- Genre: Reality
- Presented by: JD Roberto
- Judges: Lorenzo Lamas; Rachel Hunter; Randolph Duke;
- Country of origin: United States
- Original language: English
- No. of seasons: 1
- No. of episodes: 6

Production
- Producer: Mike Fleiss
- Production companies: AND Syndicated Productions; Next Entertainment; Telepictures Productions;

Original release
- Network: ABC
- Release: February 13 – March 20, 2003

= Are You Hot? =

Are You Hot?: The Search for America's Sexiest People is an American reality television series that premiered February 13, 2003 on ABC. A panel of judges including Lorenzo Lamas, Rachel Hunter, and Randolph Duke evaluated contestants on the sole criterion of their physical attractiveness. It was cancelled after one season due to low ratings.

The winning man and woman of the lone season were David Maxwell from San Diego and Chantille Boudousque from New Orleans.

While aired on prime time, many male contestants appearing bare-chested were censored at times due to lower body hair being exposed.

== Format ==
From coast to coast, thousands of hopefuls gathered to get the chance to compete for the crown of the sexiest man or woman in America. Talent, personality and strategy are not required, only physical beauty and innate sexiness.
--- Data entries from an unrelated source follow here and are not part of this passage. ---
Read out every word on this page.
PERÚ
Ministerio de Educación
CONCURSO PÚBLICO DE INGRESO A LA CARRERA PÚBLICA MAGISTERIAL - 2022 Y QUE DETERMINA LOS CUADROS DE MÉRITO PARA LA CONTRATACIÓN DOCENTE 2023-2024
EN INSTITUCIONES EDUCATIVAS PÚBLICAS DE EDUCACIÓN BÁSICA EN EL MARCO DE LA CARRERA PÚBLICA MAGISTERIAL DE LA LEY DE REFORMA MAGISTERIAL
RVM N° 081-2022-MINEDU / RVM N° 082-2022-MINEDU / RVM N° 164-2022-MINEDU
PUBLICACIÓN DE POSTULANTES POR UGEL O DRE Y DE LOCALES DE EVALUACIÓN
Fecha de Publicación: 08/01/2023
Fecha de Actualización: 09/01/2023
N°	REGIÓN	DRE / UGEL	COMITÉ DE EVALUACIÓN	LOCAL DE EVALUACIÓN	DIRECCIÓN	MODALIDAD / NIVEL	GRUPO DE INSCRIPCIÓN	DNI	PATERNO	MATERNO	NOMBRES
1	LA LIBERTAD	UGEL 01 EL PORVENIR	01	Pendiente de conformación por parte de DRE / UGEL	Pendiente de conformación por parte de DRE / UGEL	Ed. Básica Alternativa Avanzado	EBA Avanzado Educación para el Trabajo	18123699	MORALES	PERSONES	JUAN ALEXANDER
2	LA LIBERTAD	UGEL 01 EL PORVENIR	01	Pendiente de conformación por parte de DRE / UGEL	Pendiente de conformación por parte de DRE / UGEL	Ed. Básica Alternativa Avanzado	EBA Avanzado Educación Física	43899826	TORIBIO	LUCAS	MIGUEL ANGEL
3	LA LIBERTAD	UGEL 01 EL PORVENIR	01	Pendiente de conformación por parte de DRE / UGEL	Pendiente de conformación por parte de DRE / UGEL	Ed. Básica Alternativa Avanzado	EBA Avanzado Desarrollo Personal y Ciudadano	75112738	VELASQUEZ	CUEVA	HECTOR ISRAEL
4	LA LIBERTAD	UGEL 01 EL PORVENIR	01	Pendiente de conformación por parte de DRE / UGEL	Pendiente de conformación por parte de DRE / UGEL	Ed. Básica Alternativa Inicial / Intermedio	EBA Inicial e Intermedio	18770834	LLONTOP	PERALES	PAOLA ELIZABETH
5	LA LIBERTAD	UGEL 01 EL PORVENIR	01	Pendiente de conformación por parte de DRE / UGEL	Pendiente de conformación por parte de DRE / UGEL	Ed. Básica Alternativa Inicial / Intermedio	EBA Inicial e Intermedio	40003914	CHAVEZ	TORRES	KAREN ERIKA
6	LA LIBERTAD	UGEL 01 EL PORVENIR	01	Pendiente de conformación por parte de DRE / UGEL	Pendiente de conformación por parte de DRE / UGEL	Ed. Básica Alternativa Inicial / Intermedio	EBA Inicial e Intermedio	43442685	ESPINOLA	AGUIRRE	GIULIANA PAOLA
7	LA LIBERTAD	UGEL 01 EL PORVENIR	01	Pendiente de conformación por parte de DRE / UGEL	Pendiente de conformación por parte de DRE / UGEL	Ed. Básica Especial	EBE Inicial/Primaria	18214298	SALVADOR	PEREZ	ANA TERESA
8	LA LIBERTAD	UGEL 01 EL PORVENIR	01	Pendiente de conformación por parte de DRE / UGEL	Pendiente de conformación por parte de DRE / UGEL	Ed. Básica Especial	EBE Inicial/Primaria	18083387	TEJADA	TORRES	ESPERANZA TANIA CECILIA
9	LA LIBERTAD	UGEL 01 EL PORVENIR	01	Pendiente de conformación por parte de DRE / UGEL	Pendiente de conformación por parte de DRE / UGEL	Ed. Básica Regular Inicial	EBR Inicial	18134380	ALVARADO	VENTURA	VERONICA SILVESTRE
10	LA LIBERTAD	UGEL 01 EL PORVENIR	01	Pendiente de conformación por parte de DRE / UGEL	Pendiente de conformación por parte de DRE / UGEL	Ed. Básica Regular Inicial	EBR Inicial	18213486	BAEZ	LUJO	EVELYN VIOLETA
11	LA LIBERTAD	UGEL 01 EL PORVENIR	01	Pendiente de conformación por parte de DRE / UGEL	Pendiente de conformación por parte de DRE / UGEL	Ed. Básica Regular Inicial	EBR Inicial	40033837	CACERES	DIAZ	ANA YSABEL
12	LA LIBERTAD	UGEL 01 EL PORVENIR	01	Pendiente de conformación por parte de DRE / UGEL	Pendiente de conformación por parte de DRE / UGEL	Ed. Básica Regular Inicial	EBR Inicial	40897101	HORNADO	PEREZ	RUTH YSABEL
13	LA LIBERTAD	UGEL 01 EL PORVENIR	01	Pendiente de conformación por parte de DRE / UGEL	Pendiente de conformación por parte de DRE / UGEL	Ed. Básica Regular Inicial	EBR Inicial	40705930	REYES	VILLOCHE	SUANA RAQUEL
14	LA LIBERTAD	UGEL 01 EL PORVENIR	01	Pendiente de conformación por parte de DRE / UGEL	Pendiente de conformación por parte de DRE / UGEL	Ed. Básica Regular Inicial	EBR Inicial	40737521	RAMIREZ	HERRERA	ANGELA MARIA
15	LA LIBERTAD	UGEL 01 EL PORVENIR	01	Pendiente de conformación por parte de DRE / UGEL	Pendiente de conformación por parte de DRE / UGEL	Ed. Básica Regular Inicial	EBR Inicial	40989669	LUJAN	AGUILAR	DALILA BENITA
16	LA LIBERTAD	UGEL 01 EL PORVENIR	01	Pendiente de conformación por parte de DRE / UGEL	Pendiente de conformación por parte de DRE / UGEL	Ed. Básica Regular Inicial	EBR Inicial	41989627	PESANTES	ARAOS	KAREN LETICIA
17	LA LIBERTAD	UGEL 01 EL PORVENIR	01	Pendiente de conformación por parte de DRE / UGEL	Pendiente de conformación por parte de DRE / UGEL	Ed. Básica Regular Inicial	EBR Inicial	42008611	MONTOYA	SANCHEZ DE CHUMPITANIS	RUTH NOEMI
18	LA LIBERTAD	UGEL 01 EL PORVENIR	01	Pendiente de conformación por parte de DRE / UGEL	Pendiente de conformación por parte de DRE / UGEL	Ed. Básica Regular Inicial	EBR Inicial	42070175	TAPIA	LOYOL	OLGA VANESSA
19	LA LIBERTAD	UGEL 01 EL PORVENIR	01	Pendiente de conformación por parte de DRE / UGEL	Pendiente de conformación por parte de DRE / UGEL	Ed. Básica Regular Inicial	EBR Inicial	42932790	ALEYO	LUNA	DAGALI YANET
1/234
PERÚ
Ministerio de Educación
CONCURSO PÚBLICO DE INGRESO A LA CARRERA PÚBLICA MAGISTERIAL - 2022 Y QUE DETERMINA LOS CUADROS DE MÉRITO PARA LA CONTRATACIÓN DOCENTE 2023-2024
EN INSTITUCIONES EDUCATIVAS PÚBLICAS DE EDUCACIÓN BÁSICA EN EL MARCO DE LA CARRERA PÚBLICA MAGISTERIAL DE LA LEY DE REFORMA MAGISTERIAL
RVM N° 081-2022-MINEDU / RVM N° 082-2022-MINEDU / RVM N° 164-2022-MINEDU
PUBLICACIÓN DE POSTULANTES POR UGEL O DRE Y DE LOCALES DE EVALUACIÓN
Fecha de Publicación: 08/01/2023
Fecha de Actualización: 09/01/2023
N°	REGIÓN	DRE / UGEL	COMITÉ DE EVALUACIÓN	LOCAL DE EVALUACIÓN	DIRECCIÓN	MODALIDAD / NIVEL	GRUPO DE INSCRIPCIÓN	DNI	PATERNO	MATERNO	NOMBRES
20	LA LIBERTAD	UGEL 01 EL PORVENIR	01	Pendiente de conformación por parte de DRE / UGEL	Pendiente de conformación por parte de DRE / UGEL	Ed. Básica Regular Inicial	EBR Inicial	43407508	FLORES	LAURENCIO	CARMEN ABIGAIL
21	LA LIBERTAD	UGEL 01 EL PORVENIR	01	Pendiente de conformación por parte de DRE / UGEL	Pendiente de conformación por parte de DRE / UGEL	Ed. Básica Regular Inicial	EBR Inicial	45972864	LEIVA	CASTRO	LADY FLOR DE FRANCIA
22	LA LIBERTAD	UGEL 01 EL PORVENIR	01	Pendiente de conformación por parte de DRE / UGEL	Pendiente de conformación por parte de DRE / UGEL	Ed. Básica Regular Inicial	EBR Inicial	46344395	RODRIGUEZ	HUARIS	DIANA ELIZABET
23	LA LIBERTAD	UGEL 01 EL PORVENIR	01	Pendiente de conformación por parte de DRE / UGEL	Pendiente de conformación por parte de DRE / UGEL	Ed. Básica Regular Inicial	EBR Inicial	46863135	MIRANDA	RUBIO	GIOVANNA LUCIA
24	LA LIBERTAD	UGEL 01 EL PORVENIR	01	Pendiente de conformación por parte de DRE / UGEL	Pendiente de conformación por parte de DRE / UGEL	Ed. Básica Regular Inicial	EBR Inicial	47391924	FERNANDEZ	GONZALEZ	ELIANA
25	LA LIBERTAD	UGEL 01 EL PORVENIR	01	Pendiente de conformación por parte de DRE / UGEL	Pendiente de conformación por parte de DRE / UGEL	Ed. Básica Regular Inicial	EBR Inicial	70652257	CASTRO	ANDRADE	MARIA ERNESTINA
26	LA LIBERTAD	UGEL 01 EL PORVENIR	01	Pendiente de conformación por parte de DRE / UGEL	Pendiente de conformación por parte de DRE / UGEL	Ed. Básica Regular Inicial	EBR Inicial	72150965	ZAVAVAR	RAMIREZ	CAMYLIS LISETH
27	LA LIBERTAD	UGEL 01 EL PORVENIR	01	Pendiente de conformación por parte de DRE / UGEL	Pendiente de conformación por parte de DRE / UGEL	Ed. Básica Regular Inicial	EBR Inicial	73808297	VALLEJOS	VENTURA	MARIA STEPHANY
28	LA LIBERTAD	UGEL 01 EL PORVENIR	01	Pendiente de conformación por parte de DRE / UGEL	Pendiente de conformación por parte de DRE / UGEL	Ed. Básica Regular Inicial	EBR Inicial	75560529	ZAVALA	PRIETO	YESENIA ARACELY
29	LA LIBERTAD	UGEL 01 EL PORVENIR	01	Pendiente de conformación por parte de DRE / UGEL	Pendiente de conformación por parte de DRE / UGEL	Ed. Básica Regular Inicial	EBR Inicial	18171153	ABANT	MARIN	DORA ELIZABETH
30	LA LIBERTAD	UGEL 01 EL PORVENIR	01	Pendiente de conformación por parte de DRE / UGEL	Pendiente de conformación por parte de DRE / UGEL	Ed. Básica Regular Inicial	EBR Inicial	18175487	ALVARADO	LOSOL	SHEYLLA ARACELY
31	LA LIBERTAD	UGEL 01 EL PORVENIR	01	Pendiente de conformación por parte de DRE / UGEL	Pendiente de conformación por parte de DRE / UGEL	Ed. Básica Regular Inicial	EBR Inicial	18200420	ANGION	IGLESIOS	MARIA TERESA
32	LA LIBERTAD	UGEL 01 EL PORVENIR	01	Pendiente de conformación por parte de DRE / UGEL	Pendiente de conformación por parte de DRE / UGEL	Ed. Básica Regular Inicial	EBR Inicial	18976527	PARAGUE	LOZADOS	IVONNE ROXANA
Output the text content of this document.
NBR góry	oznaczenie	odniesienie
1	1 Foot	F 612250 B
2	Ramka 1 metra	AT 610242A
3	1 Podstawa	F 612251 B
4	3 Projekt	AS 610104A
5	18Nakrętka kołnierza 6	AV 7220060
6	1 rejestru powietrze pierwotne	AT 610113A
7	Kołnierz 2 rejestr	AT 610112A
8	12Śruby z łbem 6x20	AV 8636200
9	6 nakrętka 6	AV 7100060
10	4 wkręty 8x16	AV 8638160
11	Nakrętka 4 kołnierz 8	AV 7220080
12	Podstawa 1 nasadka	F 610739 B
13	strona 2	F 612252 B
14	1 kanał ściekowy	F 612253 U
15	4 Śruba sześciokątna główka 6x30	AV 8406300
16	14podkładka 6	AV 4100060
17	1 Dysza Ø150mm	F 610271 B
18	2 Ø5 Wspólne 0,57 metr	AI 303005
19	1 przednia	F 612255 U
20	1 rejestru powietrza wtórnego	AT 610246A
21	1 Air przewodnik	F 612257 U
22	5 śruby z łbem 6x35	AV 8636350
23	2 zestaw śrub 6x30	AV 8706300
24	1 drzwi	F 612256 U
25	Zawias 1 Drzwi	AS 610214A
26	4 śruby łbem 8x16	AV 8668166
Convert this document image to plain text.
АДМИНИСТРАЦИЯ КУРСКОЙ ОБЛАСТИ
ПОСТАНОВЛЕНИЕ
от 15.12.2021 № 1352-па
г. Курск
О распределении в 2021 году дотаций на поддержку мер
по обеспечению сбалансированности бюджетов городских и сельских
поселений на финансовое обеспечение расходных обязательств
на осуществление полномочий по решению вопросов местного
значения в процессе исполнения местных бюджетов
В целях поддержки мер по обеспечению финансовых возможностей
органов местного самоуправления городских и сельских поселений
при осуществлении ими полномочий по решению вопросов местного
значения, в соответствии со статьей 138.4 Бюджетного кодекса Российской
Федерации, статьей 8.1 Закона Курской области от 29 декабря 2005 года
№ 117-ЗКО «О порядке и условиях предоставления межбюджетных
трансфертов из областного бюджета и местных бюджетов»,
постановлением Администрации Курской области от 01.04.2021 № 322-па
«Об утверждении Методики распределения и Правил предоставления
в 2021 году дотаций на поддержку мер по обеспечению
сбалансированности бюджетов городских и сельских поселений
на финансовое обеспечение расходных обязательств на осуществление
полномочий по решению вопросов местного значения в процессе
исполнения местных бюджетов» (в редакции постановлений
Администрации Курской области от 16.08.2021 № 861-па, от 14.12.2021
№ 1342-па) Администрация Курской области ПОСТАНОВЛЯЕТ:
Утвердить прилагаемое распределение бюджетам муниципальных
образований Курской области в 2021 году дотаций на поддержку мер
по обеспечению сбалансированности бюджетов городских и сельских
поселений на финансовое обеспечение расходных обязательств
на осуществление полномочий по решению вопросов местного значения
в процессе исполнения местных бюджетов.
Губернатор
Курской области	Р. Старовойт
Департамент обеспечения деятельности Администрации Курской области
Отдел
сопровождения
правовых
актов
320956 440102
TV viewers had their chance to vote on the Hot Zone/Round One participants from each regions as they face a celebrity panel of experts including: Rachel Hunter, Randolph Duke and Lorenzo Lamas.

== Lawsuit ==

A lawsuit filed by Howard Stern and his production company claimed that the premise and format of Are You Hot? was lifted from the Stern radio show's regular segment The Evaluators as former Stern TV producer Scott Einziger was a producer and exec on Are You Hot?

ABC and Stern settled the suit since the ABC/Einziger version of the show was a ratings failure.

== Parodies ==
In 2003, the series was spoofed by SNL for its "TV Funhouse" segment as Are You Hot?: The Search For America's Sexiest Cartoons, in which a 2D version of Lorenzo Lamas judges 11 popular cartoon characters, including Betty Boop, Popeye, Cinderella, Olive Oyl, Strawberry Shortcake, Droopy, Marvin the Martian, Dagwood, Optimus Prime, Yosemite Sam, and Barney Rubble.